Yes, it left a slightly bitter after taste. Yes I'd have liked local
businesses to be able to cash in to some extent on the Olympics. But
seriously, it was a great event, something I will probably never see again in
my lifetime and I'm glad to have witnessed it.

Unfortunately it would be really difficult to put on an event of such
magnitude without sponsorship, and if everyone can associate themselves with
the games then I'm sure that would ultimately reduce the value of that
sponsorship.

------
sageikosa
Basically a competition between countries with large populations to pull
athletes from, those with well-funded training programs, and Usain Bolt.
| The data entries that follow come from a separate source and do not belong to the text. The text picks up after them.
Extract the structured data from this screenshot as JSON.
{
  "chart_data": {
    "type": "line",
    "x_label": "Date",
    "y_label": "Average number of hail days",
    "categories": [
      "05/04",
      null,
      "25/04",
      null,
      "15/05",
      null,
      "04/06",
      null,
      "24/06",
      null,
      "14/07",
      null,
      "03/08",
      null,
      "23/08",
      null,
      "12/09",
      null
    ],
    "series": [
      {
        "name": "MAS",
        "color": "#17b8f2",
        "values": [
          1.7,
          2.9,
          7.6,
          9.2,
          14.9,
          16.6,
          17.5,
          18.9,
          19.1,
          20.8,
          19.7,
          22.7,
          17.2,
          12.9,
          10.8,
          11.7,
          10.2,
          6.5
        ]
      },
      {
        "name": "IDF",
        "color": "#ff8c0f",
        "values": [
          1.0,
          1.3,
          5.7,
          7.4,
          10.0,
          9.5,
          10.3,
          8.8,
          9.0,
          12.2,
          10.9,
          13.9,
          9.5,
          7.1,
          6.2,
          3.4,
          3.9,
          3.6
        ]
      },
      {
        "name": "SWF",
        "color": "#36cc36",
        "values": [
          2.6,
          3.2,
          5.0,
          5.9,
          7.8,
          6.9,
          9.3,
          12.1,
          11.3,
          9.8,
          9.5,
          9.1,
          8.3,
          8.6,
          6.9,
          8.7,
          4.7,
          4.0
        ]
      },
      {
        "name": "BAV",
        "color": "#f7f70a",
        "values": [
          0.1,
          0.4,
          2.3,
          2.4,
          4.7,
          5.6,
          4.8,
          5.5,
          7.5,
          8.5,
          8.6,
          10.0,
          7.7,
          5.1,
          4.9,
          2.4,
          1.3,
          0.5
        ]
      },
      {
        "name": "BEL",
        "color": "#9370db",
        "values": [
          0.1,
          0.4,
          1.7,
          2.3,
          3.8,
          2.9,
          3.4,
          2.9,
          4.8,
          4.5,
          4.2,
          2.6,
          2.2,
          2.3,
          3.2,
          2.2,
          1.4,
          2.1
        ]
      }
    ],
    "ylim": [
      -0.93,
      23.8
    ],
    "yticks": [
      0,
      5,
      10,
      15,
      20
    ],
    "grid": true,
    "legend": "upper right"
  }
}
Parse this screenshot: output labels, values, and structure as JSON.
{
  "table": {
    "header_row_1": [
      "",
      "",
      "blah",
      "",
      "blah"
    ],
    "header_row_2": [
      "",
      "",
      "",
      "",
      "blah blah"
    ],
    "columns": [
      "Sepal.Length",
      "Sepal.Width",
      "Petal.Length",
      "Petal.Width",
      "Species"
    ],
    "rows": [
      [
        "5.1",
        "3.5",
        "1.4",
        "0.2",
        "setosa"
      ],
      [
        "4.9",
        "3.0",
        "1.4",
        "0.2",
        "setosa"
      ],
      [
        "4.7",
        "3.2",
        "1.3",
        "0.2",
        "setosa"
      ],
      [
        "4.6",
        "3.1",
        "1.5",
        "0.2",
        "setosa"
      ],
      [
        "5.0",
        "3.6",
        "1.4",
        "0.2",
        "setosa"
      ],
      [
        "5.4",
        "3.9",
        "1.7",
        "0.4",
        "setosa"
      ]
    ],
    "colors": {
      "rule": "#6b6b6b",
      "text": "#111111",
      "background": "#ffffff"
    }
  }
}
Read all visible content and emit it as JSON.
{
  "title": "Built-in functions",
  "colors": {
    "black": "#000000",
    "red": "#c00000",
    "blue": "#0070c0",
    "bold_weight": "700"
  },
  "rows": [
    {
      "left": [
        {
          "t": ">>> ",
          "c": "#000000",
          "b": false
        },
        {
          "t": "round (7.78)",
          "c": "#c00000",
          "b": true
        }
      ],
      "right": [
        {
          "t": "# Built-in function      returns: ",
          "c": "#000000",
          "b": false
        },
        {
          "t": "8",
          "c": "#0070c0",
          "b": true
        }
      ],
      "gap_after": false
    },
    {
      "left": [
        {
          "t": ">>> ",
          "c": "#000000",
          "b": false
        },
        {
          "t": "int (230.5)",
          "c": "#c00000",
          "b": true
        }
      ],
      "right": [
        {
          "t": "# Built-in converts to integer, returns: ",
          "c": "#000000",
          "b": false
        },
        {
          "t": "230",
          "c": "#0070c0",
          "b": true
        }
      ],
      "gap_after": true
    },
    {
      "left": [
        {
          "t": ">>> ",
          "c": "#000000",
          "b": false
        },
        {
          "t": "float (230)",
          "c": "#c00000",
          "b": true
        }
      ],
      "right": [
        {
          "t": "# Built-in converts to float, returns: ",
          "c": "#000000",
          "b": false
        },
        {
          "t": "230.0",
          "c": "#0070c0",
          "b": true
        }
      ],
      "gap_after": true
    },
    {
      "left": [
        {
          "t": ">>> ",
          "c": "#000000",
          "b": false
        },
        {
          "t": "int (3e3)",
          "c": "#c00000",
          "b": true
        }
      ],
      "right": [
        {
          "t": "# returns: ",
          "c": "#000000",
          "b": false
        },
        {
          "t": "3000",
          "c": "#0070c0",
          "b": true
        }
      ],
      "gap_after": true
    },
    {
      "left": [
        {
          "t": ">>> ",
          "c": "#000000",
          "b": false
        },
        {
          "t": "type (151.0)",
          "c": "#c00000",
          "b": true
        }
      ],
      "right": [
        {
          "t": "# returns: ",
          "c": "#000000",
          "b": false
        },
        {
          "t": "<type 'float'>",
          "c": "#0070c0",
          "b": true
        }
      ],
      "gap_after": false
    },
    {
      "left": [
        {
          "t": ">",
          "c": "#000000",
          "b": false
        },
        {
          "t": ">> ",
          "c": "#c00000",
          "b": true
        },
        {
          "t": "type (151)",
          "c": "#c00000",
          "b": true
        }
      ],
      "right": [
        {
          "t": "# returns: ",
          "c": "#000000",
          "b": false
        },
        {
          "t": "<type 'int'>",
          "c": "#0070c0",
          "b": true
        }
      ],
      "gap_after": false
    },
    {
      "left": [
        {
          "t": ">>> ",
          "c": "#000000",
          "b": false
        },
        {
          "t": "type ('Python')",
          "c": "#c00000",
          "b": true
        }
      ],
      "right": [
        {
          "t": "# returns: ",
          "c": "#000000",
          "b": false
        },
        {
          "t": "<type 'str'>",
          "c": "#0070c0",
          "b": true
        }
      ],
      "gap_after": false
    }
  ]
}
Other
than the fact that the local NBC affiliate pushed it hard, and we tuned in to
see if David Tennant would light the torch (time can be rewritten) I can't say
that I paid much attention.

------
macspoofing
Agreed. I had a lot of trouble finding relevant Olympic video online. For
example, it took a good amount of searching to find some clips of the
Badminton scandal, even a day after the occurrence. Youtube was particularly
unhelpful as, I'm sure, it was policed extra hard.

------
hcarvalhoalves
What ruined the Olympics and still ruins pretty much all good things related
to copyright is putting money above everything else.

------
DanLivesHere
Huh.

I really liked the Olympics. And almost all the "normals" I know did, too.